Guerra, Cooke and Koppin wrote extensive character summaries and a rough plot outline over the 2020 holiday season. They shot the entire production in 18 days over the next six months — a timeline extensively impacted, like the theater in “Re-Opening,” by COVID-19 surges.
“It was like the worst time to do anything,” said Cooke, who grew up in Burbank and performed show choir at Burbank High School. “But we were dying to do this, and so we started small.”
And while “Re-Opening” is a comedy, Cooke and Guerra said they took care not to politicize or poke fun at the pandemic, whose changes forced the filmmakers to pivot. They filmed the “interview” scenes, in which an actor addresses the camera directly, first. Because these scenes involved one speaker, they required only a few cast members, who could spread out in the room.
The setting of the film also allowed the cast to follow COVID-19 protocols, with characters maintaining distance from each other and wearing face shields and masks. Cooke also became certified as a coronavirus safety officer. And since the Groundlings, an improvisation and sketch comedy theater in L.A. where Guerra performs, was closed for renovations, the crew shot many of their scenes there.

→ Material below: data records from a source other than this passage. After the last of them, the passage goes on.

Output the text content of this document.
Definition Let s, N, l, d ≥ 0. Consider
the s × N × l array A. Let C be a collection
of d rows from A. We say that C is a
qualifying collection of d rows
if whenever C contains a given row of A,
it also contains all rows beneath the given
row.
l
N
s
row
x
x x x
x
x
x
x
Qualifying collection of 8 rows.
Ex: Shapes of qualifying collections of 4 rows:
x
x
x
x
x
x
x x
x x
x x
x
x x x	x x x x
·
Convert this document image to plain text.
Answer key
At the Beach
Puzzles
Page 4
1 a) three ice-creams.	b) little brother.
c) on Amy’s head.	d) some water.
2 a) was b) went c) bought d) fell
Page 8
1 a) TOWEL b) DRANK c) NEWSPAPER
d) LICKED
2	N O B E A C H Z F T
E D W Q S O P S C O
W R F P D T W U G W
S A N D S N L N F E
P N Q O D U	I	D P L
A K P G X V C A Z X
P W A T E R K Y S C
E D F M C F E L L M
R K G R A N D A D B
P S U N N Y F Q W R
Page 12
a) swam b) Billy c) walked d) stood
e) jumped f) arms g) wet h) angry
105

“Nothing can stop the arts,” Guerra said. “That was kind of the theme to [the film]. It sounds cheesy, but anything you want to do should be defined by where you can do it. It’s like, if you want to perform, you can go outside and perform.”
That theme also reflected how the cast approached the filmmaking process, Guerra and Cooke said. As pandemic conditions worsened and some actors felt less comfortable with in-person work, they canceled shoots and rewrote scenes. One actress even played her role via Zoom calls.
Despite the setbacks, Cooke and Guerra said the process was a joyful one. With a low budget, they had to depend on favors from the Groundlings’ theater and the Burbank Historical Authority, among other locations, to find filming spots. The cast, they added, was thrilled to perform; each of them had previously worked with the filmmakers, who described them as a family.
Cooke and Guerra hope to win a “best ensemble” award from a film festival to honor the work their cast put into the movie. They’ve submitted the movie for consideration to the Burbank Film Festival, and “Re-Opening” is viewable online through Sunday at the Malibu Film Festival website.
“When you’re passionate about something, there’s a lot of sacrifices that have to be made, especially in the arts,” Cooke added. “Bringing people together is the key, and we all need each other, and we figured that out [during] the pandemic.”